Cet ouvrage, qui reprend les diverses communications prononcées lors des journées d’études franco-hongroises qui se sont tenues à Paris et à Szeged en 2003 et 2005, est divisé en trois parties dévolues respectivement à l’imagination, à l’entendement et au jugement.

Dans « Les aides de l’entendement chez Bacon et Spinoza » (p. 117-131), Juliette Goursat s’intéresse à la méthode que les deux auteurs recherchent, chacun à leur manière, pour réformer l’intellectus et lui permettre l’accès à la connaissance vraie. Cette méthode doit s’appuyer sur ce que l’A. appelle les « aides de l’entendement », par quoi elle entend non seulement tout ce qui relève de l’auxilium, mais aussi de l’organum, du ministratio/ministerium (chez Bacon) et de l’instrumentum (chez Spinoza). Alors que Bacon se livre à une analyse approfondie et détaillée de ces « aides » indispensables à l’entendement qui doit se défaire de ses idoles, Spinoza est étonnamment moins disert dans le TIE et encore moins dans l’Éthique. L’A. justifie cette différence de traitement par l’évolution du concept d’intellectus spinoziste qui, se révélant progressivement être lui-même « l’organe du vrai », rend caduques de telles aides censées le prévenir des préjugés.

Adrien Klajnman (« Raison et art de raisonner dans la réforme spinozienne de l’entendement », p. 189-201) interroge également la méthode en s’efforçant de définir la raison par ses usages à partir du TIE et, indirectement, du Court Traité. Il considère que « la raison est un type d’actes de l’entendement » (p. 194-195) à côté de l’intellection et à égalité avec elle, puis la caractérise comme le « processus réflexif qui forme les instruments ou les normes dont l’entendement se sert pour produire. Elle est la phase instrumentale de la production du vrai fondé sur la puissance mentale de l’usage, l’opération de l’entendement consistant à utiliser en particulier les normes pour produire » (p. 196-197). La raison fonde ainsi dans le TIE un « art de concevoir » autonome pour l’entendement.

Pierre-François Moreau montre, dans son intervention intitulée « Le jugement chez Spinoza » (p. 257-269), que le « jugement » (judicium) fait l’objet d’un triple traitement de la part du philosophe : épistémologique, anthropologique et politique. L’A. commence par constater que le terme n’est utilisé dans l’Éthique que sous la figure de la « suspension de jugement », dans un sens qui s’oppose certes au cartésianisme mais aussi, et avant tout, au calvinisme. Contre le calvinisme de Blyenbergh qui estime que l’homme déchu a perdu ce pouvoir, Spinoza soutient que, de fait, nous connaissons la suspension du jugement par expérience. Il nie cependant que ce soit librement que nous suspendions notre jugement dès lors que ce sont les perceptions elles-mêmes qui contiennent des forces affirmatives et non une quelconque faculté de volonté distincte (Éthique II, 48-49, contre Descartes).
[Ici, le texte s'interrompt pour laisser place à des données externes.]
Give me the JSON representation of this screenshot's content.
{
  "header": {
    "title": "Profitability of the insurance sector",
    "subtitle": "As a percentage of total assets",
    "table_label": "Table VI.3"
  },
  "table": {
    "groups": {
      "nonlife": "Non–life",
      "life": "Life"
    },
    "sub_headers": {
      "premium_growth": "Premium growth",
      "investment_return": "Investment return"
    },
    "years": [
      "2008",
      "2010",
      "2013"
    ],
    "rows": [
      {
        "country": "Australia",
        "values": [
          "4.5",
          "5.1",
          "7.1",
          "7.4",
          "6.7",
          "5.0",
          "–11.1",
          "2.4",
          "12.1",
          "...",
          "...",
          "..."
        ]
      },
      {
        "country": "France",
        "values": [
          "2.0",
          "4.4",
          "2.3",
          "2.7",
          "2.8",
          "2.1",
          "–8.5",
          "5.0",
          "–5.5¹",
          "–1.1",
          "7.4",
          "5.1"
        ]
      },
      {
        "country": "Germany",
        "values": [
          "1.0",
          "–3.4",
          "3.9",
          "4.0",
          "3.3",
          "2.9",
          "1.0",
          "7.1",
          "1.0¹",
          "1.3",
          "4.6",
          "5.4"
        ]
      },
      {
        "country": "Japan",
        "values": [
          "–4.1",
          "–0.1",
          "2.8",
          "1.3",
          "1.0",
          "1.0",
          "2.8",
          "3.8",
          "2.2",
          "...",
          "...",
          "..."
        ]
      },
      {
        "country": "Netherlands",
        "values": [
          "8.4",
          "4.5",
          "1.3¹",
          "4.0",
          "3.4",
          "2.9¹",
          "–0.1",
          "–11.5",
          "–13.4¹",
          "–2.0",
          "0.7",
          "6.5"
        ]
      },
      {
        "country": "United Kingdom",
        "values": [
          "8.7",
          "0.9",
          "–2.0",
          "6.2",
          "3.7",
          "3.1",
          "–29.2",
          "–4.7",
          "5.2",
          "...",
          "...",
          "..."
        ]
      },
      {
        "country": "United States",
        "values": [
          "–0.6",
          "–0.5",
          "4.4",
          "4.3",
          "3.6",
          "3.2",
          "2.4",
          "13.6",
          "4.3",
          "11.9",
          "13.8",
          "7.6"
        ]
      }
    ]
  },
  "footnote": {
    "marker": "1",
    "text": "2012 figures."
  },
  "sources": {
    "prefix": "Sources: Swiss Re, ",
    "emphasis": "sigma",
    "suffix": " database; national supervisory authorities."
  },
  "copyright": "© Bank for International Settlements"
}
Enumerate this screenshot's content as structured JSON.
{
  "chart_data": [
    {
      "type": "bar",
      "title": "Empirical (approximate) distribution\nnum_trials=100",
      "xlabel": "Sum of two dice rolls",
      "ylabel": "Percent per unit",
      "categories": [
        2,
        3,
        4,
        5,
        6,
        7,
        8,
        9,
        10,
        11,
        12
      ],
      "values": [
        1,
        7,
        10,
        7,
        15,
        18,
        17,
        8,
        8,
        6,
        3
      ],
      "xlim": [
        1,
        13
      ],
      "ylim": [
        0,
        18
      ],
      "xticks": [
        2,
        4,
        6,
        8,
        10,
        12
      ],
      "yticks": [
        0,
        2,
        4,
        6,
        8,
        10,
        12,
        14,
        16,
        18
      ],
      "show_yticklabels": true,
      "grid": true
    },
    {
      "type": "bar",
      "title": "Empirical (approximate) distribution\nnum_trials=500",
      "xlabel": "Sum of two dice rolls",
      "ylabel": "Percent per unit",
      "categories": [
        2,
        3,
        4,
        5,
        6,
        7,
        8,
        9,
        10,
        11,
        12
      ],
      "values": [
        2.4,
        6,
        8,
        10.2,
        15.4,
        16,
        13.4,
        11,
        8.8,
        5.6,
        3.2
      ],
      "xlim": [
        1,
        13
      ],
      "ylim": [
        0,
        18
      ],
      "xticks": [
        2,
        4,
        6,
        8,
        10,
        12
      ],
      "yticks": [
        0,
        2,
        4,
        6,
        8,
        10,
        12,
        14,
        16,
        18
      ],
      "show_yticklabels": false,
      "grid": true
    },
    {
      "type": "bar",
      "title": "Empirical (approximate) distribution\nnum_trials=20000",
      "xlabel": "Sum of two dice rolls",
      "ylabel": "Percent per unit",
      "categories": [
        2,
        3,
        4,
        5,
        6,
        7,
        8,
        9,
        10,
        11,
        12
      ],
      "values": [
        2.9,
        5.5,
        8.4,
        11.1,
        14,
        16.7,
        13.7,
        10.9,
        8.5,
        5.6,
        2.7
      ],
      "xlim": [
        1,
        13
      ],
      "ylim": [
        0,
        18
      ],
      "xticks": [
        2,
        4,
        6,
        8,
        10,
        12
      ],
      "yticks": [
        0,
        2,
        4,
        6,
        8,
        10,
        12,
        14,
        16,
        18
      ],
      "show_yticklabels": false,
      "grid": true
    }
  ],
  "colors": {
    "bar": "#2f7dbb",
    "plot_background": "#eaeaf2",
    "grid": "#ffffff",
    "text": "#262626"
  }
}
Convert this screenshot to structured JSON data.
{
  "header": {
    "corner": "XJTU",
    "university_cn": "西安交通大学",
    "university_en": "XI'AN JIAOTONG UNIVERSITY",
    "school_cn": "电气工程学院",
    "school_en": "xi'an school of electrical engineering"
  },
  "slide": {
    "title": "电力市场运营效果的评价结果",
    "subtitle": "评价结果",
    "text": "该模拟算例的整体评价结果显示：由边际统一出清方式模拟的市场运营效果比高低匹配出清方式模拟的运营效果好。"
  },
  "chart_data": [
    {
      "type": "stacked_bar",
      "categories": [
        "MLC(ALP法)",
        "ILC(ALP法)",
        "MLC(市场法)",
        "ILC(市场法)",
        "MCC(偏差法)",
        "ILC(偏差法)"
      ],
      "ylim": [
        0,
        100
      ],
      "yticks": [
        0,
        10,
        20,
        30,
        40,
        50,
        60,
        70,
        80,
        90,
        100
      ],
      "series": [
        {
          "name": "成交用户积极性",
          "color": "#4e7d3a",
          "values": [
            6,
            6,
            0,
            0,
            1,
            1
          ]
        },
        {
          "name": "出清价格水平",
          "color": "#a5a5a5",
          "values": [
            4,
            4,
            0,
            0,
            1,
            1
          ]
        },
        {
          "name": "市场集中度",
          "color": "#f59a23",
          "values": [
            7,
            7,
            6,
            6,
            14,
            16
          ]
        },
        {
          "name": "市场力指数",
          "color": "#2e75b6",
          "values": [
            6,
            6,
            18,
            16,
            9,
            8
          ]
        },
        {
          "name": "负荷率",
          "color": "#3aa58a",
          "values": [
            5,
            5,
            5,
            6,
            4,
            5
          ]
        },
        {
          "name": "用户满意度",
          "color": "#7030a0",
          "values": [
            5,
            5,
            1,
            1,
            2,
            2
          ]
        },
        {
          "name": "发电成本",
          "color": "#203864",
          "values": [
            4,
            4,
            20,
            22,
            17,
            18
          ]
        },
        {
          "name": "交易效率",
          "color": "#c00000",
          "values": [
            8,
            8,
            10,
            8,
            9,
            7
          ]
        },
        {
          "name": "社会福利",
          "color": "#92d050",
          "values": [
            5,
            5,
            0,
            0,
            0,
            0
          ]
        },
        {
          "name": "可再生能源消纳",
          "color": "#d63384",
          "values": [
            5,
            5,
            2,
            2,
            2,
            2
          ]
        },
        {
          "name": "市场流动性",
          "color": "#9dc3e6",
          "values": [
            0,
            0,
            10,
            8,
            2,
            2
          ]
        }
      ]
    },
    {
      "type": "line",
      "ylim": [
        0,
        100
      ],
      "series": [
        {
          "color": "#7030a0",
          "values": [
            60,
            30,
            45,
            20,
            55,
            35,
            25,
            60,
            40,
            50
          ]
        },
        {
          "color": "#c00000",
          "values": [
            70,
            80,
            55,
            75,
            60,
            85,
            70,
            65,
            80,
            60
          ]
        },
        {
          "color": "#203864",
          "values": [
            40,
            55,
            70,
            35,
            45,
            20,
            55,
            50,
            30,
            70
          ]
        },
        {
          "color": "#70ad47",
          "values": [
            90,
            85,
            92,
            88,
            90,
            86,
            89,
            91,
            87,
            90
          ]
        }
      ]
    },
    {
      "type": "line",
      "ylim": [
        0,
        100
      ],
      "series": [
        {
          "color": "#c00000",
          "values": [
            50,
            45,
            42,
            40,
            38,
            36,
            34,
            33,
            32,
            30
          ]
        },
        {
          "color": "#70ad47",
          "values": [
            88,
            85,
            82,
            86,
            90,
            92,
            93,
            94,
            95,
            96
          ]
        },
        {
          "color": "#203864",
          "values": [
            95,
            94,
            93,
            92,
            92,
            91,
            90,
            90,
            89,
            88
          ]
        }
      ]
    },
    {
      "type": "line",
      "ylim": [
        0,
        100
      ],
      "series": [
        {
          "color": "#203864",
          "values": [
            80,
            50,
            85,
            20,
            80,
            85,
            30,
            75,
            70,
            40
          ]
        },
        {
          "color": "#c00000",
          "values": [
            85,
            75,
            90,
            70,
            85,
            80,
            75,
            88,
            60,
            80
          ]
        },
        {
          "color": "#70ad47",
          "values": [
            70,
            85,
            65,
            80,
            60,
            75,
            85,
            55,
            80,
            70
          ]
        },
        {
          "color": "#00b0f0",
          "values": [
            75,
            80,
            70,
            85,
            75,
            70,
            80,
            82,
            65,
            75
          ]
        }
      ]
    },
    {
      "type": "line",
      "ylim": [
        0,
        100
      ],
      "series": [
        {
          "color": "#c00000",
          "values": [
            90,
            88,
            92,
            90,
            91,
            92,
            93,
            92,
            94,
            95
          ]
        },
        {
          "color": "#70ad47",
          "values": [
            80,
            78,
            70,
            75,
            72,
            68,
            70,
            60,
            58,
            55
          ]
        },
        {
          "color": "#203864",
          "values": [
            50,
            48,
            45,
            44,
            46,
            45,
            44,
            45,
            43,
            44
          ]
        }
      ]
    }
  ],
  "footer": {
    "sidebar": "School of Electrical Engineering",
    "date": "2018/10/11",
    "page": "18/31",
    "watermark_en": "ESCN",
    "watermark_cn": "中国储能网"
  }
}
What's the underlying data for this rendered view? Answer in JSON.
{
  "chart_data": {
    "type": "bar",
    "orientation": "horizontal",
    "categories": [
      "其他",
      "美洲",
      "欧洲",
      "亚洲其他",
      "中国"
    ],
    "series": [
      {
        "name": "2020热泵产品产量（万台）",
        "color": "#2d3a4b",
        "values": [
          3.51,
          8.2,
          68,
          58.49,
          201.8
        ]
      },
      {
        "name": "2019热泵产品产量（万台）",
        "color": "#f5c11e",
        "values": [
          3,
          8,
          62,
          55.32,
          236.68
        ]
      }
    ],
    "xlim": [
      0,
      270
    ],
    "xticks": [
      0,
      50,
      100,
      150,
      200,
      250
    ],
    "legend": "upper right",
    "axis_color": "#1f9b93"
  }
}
La détermination du jugement rend aussi raison de sa variation, mais l’A. explique à partir du TTP que le jugement même ainsi déterminé peut cependant être qualifié de « libre » : « le jugement libre, c’est le jugement auquel on laisse la possibilité de s’énoncer suivant sa variété propre et non pas suivant une variété externe » (p. 268), avec les répercussions que l’on sait sur le plan politique et la nécessité qu’il y a de le préserver comme tel sans chercher à l’infléchir.

Cet ouvrage riche – quoique parfois inégal – intéressera tous ceux qui sont concernés par la philosophie du XVIIe siècle mais les spinozistes regretteront sans doute que seuls trois des dix-huit articles qui le composent soient consacrés à Spinoza et déploreront peut-être qu’aucun des trois ne soit signé d’un exégète hongrois, ce qui aurait pu nous faire connaître, ou faire mieux connaître, l’interprétation magyare de sa philosophie. Réjouissons-nous cependant de la réalité des échanges philosophiques franco-hongrois et espérons que les facultés de l’âme qui manquent ici connaîtront un sort aussi heureux à l’avenir.